Surveillance Bill Negotiations Behind Closed Doors

March 4th, 2008

No Wonder They’ve Been Trying To Shut Us Down…

We should have known with all the Internet connectivity problems and spam and bandwidth filtering that the negotiations over telecom immunity and the surveillance bill are underway behind closed doors in Washington between the United States House of Representatives, the White House, the telecommunications companies and the intelligence community.

According to the TPMMuckraker:

Bush has been beating the drum for weeks (danger! terrorists! attack!). And finally the Dems seem to be marching in time.

…there are clear signs that whatever surveillance bill emerges from the House-Senate negotiations, it will more than likely contain immunity for the telecoms for their participation in the administration’s warrantless wiretapping program. But Bush is not a man to settle. He wants more. Here he is speaking yesterday before a gathering of the state’s attorneys general:

“Now the question is, should these lawsuits be allowed to proceed, or should any company that may have helped save American lives be thanked for performing a patriotic service; should those who stepped forward to say we’re going to help defend America have to go to the courthouse to defend themselves, or should the Congress and the President say thank you for doing your patriotic duty? I believe we ought to say thank you.”

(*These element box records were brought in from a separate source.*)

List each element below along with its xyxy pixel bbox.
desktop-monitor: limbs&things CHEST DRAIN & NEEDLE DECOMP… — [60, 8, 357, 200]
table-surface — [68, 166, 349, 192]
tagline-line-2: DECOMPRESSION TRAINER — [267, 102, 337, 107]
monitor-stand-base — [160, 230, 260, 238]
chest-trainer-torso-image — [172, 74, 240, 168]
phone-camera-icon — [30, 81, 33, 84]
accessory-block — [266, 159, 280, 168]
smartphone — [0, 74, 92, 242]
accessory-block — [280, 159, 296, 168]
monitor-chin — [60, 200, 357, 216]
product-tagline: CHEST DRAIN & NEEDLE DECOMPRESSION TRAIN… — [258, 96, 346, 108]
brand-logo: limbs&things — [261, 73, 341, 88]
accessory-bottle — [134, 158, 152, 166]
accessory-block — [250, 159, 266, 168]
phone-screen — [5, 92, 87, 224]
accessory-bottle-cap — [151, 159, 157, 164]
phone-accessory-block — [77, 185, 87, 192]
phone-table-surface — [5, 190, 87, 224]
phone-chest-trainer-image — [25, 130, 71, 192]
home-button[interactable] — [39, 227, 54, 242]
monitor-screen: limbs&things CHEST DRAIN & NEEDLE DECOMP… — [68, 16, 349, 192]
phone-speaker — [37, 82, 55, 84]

Now, as The Washington Post reports this morning, the bill negotiations are ongoing. So it’s not entirely clear what will emerge.

House Majority Leader Steny Hoyer (D-MD), the Post reports, has been polling the Dem caucus on the immunity issue, with “the liberal camp” content with doing nothing (keeping the old FISA law) and “the moderate wing” pushing for retroactive immunity.

But it’s not clear if Hoyer has yet gauged support for this new telecom thanking provision. Perhaps it would come as a completely separate bill (the Thanks for Protecting America Act?), or perhaps all the lawmakers could just go down onto the steps of the Capitol and blow kisses. You never know what novel arrangement could emerge from the bill negotiations.

If they pass this bill, y’all, we can kiss our FREE free Internet goodbye. If you have any regard for your individual liberty, hammer your Congressman TODAY!